Hallo,
folgendes: Meine Eltern haben in Ihrer Wohnung mit Feuchtigkeit zu kämpfen. Die Wohnung ist saniert, Erstbezug war 1998.
Das Problem mit der Feuchtigkeit tritt nur in der kalten Jahreszeit auf, in Schlafraum, Flur und teilweise im Bad, in Wohnraum und Küche nicht bzw. in der Küche nur in der Kochecke minimal, was aber vom Kochen kommt bzw. kommen kann.
Nun ist es so, lüften, das wird mind. 3 mal täglich gemacht, natürlich NICHT auf Kippstellung. Die Luftfeuchtigkeit sinkt dann von durchschnittlich 65% auf 50% oder noch weniger.

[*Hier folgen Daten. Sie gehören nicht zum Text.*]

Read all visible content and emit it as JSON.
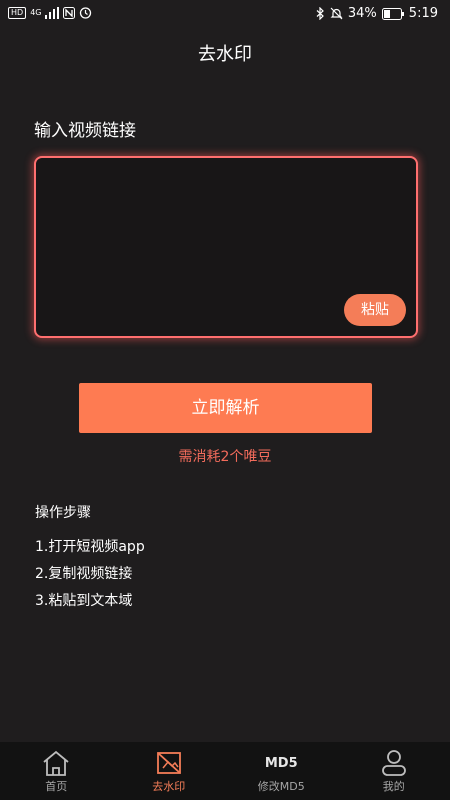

Das Problem besteht schon länger, auch bei den Vormietern wie wir jetzt erfahren haben. Es hieß von Seiten des Vermieters, dass es natürlich am Lüften liegt. Aber, das scheint nicht zu stimmen, da man ja regelmäßig lüftet und auch richitg heizt.
Mittlerweile haben wir das Problem in Griff bekommen, außer Flur, Ausgang zum Hausflur, der nicht beheizt wird. Dort Außenflur, war im jetzigen Winter die tiefste Temperatur bei -1C°, dahinter gleich der Flur der Wohnung.
Es ist so, das keine bzw. nur geringe minimale Feuchtigkeit auftritt, wenn wir die Temperatur auf min. 20 C° in den besagten Räumen hochstellen, was gerade im Flur und im Schlafraum eigentlich viel zu viel ist. Mitunter kann man bei dieser Temperatur nicht Schlafen.
Jetzt zu meiner Frage: Es kann doch nicht sein, das man als Mieter Mehrkosten bei den Heizkosten hat nur damit die Wohnung nicht feucht wird. Gerade im Schlafraum oder auch Flur sind doch eigentlich 18 C° völlig ausreichend. Kann ich als Mieter dann einen Mietminderung oder eben einen Nachlass bei den Heizkosten einfordern?
Für eine Antwort(en) schon mal vielen Dank.